Jap Sahib – The second prayer which is a composition of Guru Gobind Singh from Dasm Granth.

Jaap Sahib is the morning prayer of the Sikhs. The Prayer or Bani was composed by the tenth Sikh Master, Guru Gobind Singh Ji. This Bani is one of 5 Banis that a Sikh must recite everyday and is recited by the Panj Pyare while preparing Amrit on the occasion of Amrit Sanchar (initiation), a ceremony held to admit initiates into the Khalsa. The Jaap Sahib is chronologically the first Bani (holy hymn of Guru) in the Dasam Granth, which is said to have been compiled by Bhai Mani Singh around the year 1734. The Jaap Sahib is reminiscent of Japji Sahib, and is chronologically recited at second, in the daily morning prayer of a Sikh.

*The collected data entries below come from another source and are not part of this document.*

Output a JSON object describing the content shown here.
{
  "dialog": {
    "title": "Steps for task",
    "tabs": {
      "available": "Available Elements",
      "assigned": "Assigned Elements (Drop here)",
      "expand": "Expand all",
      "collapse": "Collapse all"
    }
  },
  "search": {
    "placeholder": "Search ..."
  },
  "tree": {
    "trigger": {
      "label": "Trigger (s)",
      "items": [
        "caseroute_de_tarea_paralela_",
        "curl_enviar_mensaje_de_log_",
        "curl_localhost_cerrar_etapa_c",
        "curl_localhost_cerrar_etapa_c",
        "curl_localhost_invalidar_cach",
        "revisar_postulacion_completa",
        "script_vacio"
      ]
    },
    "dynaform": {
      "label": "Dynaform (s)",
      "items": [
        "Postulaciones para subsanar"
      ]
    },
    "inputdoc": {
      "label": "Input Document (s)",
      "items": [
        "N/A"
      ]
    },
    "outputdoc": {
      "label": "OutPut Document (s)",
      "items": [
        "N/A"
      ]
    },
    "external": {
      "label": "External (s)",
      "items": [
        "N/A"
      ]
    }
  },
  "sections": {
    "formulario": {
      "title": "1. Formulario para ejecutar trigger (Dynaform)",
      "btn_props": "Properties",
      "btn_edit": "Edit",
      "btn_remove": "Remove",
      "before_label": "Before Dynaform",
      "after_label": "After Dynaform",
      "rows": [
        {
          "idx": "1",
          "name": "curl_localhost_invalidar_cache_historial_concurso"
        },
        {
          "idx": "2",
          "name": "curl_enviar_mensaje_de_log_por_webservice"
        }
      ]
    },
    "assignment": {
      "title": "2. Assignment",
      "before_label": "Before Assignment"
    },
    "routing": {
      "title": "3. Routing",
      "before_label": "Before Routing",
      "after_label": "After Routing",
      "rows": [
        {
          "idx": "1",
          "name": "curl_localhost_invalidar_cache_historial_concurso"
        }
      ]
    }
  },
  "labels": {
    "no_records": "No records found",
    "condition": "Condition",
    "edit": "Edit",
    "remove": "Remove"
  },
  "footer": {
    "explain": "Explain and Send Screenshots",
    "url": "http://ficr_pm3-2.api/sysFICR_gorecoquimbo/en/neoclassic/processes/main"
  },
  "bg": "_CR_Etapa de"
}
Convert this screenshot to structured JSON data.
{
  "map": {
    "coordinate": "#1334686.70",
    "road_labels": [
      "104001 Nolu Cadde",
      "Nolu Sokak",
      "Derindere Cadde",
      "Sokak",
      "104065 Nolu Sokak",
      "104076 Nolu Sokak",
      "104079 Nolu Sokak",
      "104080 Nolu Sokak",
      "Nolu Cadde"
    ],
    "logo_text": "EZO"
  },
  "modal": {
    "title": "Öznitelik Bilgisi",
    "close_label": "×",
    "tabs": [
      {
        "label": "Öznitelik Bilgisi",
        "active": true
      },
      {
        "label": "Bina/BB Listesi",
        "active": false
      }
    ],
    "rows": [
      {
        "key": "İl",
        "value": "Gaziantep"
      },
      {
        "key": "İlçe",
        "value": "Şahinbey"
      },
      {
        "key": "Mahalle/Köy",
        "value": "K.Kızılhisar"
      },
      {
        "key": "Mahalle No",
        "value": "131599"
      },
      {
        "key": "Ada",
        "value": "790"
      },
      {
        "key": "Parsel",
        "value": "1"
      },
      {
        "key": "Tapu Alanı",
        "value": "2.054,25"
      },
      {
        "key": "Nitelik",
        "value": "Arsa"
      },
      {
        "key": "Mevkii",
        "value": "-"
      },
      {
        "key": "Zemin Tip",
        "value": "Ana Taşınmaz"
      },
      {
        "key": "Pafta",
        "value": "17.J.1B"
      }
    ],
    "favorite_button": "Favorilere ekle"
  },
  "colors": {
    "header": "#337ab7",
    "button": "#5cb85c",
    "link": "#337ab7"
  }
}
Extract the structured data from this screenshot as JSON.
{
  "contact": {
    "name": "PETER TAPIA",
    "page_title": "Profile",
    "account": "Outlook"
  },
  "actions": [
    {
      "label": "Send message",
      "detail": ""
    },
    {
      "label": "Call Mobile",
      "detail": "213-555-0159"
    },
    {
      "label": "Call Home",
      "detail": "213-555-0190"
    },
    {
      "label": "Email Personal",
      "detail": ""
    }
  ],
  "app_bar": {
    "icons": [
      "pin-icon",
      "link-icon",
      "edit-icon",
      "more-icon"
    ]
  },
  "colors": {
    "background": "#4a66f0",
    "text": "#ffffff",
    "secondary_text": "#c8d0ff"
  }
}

Guru Nanak Dev Ji bows to Vahiguru, ādesu tisai ādesu, and this same devotion is continued on by the Tenth Nanak – Guru Gobind Singh. Like the Jap jī Sāhib the Jāp Sāhib is written in metres or chhaṅds. Guru Nanak does not label the metres while Guru Gobind Singh does, but he gives them new names to show their style of movement.

Like the Mῡl mantra, the first verse Chhappai Chhaṅd Tva Prasādi states that Vahiguru has no features, caste, lineage etc. The Guru states that his purpose of this composition is to ‘praise You by your active names (karam nām)’, God’s shaktī or power! In the next Bhujaṅg Prayāt Chhaṅd, the Metre of the Fast Moving Cobra (Chhaṅd seems to be from the same root as the English word chant). The Guru bows to the Creator by repeating the word Namastvaṅ – Namaskār Tvaṅ/taṅ – Tvaṅῡ – I bow to You.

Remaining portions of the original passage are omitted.